There are ways to increase your odds at successfully defending yourself, even when taken by surprise.  To understand the solution, we will look at two aspects that are essential to any real self-defense endeavor; natural reflexes and defense triggers.

Natural reflexes are hard-wired into your being.  These are predictable responses that you can come to understand and appreciate.  Another word for predictable is reliable!  Muggers, rapists, thugs, and the like have made your natural reflexes a course of study in order to use them against you.  But that can be turned for use in your favor as well.  You know how you will be approached.  The other elements of natural reflexes are speed and efficiency.  Wouldn't you agree that movements that are described as "reliable", "fast", and "efficient" will be useful in self-defense?  Isn't this the intent of martial arts training, to learn new reactions that have these very qualities?  You already have tools that will help you survive the most violent and aggressive attacks.  You just need to learn to use them as a spring board for defensive tactics.

Defense triggers occur at the point your brain catches up with your body's natural reflex.  You will feel the surge of emotion (stress over fight or flight) with adrenalin, fear, etc.  But you will move!  And the moment you realize that you have moved is the moment of the defense trigger.  This is the space between the reflex and the transition into defensive tactics.  Your training must begin with the construction of a bridge to martial implementation of your reflex reactions. 

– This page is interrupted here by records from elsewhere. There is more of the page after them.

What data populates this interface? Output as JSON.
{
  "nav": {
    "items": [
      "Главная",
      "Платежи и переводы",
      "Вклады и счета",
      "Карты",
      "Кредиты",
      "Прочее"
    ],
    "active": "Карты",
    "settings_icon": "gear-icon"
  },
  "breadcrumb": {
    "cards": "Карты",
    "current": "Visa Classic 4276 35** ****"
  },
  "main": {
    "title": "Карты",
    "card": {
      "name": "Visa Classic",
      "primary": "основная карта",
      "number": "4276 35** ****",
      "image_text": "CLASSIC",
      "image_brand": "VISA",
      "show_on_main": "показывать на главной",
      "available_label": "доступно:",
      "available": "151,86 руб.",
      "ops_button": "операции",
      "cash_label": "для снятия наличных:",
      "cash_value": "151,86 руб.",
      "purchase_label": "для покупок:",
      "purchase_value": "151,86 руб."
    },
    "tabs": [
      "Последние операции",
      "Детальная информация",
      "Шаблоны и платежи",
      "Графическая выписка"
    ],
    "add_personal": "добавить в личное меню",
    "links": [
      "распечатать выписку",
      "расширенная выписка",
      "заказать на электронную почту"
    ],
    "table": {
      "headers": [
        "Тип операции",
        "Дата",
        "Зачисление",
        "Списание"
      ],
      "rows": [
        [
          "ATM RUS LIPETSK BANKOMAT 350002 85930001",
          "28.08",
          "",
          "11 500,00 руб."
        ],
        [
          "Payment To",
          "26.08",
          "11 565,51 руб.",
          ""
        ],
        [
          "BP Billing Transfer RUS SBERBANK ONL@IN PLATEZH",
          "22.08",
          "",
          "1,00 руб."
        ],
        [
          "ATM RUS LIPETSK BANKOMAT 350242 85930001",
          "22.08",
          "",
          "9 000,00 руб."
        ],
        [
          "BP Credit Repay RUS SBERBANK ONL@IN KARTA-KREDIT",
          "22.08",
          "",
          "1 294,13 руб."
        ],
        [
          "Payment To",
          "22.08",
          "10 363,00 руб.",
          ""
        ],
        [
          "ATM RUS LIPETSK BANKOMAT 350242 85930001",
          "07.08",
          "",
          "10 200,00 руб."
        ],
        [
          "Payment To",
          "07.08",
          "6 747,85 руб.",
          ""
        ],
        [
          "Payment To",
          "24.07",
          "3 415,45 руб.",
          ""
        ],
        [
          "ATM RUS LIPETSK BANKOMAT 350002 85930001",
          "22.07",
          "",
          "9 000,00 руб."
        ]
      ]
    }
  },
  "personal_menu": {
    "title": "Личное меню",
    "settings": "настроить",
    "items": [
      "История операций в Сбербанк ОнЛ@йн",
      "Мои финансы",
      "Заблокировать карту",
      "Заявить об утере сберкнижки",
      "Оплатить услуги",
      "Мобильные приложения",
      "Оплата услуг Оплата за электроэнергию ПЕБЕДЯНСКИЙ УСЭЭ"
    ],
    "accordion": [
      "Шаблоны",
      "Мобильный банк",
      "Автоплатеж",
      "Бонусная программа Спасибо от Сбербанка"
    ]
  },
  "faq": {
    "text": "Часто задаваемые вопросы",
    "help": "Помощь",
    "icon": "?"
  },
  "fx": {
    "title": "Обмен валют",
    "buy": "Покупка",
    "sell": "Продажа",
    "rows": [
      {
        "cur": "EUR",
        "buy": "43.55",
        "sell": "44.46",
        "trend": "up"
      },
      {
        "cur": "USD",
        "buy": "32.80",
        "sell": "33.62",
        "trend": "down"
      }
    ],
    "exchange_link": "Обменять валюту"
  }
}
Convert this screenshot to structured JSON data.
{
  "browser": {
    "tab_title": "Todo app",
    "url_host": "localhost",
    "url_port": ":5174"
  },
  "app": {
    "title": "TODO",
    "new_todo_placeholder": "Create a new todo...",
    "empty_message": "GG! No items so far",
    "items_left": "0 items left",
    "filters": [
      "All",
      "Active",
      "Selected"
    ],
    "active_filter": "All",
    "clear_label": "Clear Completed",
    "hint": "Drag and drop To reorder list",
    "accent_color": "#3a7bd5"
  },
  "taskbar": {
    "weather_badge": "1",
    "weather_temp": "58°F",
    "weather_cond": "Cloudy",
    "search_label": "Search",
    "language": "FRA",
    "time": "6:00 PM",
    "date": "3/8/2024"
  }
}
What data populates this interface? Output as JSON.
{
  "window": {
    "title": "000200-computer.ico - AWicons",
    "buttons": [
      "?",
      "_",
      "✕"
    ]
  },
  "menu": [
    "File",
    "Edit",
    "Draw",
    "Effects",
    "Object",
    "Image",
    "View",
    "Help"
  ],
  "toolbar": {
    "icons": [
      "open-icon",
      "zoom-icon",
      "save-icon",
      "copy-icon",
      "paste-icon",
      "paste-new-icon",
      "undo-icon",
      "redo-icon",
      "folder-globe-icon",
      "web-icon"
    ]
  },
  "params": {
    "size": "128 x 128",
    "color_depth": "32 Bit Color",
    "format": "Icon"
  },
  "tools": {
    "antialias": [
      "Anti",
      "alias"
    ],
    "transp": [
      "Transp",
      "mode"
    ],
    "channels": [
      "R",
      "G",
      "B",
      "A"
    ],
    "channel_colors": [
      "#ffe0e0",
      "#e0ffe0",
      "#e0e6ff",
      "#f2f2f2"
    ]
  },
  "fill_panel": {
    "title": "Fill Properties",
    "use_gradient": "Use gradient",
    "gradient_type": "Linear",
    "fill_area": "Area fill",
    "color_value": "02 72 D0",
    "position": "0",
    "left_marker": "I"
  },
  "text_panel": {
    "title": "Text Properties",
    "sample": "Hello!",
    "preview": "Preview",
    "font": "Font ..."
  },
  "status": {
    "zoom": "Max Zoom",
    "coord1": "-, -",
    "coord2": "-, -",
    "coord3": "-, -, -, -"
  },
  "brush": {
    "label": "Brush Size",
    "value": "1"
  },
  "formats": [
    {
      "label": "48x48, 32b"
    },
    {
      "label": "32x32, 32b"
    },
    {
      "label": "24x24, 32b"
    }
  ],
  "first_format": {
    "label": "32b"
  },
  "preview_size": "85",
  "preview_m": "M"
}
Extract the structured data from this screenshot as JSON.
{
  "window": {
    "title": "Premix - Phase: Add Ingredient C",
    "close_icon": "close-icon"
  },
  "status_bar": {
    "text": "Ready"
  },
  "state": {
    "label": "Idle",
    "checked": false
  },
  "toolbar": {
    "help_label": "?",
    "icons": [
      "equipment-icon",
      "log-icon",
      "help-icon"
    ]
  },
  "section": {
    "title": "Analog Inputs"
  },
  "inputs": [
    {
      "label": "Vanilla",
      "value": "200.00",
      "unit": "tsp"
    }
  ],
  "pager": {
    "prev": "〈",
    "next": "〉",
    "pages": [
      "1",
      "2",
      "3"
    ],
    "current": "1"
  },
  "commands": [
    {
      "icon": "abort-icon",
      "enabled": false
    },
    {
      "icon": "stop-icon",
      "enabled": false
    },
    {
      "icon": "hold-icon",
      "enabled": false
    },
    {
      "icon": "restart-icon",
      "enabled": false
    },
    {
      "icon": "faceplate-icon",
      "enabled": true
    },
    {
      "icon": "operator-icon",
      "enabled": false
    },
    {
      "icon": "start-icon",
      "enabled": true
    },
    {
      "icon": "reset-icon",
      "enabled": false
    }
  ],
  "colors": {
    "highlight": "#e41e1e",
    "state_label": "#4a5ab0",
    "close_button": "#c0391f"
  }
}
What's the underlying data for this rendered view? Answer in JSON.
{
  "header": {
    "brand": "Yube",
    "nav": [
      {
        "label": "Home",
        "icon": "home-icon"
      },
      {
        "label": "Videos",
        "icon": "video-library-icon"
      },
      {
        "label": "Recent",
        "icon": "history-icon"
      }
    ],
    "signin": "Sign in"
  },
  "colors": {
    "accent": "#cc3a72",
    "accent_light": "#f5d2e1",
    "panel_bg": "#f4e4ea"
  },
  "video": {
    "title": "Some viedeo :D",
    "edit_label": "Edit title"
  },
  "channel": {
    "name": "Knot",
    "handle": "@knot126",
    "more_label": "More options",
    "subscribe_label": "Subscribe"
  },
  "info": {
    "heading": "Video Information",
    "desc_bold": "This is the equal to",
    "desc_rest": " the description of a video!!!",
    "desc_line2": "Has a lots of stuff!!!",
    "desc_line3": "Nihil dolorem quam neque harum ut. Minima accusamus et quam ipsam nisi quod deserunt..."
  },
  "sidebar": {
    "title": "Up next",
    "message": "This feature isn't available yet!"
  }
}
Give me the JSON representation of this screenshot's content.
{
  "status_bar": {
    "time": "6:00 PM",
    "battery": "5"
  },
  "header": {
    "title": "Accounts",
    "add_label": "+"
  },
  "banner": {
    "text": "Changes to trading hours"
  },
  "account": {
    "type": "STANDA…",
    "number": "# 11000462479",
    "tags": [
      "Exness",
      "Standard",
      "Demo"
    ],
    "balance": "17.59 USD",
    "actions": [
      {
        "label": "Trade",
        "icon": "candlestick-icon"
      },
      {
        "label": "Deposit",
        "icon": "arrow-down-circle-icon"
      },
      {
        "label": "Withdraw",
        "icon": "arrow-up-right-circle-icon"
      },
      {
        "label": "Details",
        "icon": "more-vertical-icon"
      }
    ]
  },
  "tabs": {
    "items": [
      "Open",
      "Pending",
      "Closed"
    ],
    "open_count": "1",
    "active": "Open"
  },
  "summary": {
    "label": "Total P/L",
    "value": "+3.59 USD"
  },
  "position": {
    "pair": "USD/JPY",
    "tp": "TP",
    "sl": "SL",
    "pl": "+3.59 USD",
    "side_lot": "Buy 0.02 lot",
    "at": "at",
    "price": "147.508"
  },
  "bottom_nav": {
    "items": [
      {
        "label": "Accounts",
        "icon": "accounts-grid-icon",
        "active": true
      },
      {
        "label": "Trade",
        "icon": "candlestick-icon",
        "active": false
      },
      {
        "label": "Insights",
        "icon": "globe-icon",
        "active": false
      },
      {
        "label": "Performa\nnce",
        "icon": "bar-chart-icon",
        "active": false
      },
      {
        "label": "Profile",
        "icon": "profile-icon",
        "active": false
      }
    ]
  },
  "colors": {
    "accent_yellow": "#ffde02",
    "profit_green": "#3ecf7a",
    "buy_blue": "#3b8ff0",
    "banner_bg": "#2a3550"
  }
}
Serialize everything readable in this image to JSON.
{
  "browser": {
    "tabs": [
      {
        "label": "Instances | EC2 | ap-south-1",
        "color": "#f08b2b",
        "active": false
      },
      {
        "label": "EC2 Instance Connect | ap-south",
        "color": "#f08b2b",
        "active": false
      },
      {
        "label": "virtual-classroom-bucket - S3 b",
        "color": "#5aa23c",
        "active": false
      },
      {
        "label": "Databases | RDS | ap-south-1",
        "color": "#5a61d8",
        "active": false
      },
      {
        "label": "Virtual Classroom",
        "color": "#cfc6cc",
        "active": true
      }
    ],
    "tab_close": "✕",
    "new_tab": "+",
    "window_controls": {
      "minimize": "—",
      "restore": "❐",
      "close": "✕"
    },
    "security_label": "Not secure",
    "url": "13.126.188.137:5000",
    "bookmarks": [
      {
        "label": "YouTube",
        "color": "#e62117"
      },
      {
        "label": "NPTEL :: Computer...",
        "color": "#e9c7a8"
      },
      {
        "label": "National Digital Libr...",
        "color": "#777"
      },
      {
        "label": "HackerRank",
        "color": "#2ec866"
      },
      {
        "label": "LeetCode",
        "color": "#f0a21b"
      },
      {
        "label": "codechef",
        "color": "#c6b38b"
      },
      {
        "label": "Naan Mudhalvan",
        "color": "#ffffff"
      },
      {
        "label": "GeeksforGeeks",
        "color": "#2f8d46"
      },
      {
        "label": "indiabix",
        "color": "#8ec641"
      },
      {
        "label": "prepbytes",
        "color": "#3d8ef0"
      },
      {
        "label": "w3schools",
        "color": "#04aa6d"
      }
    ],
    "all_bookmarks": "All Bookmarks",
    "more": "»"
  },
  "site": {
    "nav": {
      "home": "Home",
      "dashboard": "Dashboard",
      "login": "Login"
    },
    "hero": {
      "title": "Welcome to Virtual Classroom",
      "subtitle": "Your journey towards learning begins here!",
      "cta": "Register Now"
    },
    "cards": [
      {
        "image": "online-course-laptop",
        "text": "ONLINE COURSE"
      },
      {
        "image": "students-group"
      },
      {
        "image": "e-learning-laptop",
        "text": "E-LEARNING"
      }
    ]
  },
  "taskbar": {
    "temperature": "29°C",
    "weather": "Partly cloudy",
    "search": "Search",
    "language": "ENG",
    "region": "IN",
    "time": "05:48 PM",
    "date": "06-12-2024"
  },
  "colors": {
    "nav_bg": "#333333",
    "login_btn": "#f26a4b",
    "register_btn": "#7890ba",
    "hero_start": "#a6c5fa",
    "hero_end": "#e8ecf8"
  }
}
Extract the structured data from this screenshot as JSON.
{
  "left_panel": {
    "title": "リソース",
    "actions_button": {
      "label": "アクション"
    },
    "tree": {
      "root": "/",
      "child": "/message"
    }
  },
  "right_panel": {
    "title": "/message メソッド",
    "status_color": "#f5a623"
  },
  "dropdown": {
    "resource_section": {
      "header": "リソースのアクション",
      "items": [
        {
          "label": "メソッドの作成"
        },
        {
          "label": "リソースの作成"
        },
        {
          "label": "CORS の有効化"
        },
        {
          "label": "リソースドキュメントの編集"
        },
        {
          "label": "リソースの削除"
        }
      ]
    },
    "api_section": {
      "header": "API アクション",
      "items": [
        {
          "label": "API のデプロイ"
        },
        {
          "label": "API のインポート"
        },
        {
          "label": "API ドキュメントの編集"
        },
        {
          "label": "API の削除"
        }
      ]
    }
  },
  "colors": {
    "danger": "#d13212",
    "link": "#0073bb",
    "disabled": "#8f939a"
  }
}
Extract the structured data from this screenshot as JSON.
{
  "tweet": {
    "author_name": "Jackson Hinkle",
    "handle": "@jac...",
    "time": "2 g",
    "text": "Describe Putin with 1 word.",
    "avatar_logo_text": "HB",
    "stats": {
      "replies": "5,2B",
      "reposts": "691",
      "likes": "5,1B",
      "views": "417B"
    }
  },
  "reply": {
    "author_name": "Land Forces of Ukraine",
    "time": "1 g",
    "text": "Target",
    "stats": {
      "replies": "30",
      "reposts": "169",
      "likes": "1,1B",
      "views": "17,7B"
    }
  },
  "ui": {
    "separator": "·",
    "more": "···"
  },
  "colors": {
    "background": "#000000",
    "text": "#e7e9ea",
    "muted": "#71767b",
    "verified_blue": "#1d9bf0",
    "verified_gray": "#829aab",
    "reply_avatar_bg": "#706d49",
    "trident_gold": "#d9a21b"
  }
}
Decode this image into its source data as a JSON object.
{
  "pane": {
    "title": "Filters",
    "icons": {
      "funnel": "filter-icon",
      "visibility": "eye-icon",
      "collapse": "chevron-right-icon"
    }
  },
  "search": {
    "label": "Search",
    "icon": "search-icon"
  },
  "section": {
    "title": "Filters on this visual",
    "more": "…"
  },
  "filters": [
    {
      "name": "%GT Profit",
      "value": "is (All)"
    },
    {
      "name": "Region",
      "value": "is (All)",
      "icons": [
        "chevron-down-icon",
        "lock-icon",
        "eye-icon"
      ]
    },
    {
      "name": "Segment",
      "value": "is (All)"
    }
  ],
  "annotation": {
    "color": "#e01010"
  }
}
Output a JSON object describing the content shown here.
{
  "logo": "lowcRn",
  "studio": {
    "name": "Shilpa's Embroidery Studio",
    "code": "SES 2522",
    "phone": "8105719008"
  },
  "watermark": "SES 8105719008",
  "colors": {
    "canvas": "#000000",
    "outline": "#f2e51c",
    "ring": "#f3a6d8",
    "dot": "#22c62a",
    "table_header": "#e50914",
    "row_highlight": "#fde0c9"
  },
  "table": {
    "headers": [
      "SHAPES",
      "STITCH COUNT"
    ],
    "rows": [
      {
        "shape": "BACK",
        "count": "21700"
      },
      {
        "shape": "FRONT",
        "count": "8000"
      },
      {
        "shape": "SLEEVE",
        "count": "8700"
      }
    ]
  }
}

Consider this: imagine you throw your hands up in front of your face as you see a punch aimed at your nose at the last instant.  Come on... just do it.  Throw your hands up in surprise, covering your face.  Okay, now relax your shoulders just a little (let them drop to a comfortable level) and make your hands into fists.  Ah!!!  You remind me of a boxer I once knew :)  The point is that there are many ways your body will react to various attacks, and the better you understand these reactions, the better you will be able to prepare for the worst.  You may throw your open hands out in front of you, twist and look away while raising your elbows, step back and lean away, etc.  Some of your reactions will place your elbows in perfect position for striking.  Others will allow you to parry or trap a strike.  Everyone is different, but your reflexes can lead to effective triggers for self-defense.

You might say that you will just be more careful, more aware.  Well I wish you well and hope nothing ever happens to you.  But what if?  No really, what if?

What if?!

You may disagree with me, but I think that you will definitely move when caught off-guard by an attack.  I think you will react by flinching and blinking and tensing up.  I think you will do this even if you practice martial arts.  I think this happens every day, and it's a real shame.  Martial arts and self-defense teachers do a good job of training students to compete in matches (in the old days they called these duels).  But most people do not go about their daily lives under heightened survival mindset conditions.  And today's criminals do not challenge you like a thug in a Kung-Fu movie.  No!  You will certainly react when attacked.  But have you truly prepared yourself to transition from Joe-six-pack to G.I. Joe? 

Make your training count and awaken your inner warrior.  Embrace the power of reflex triggers.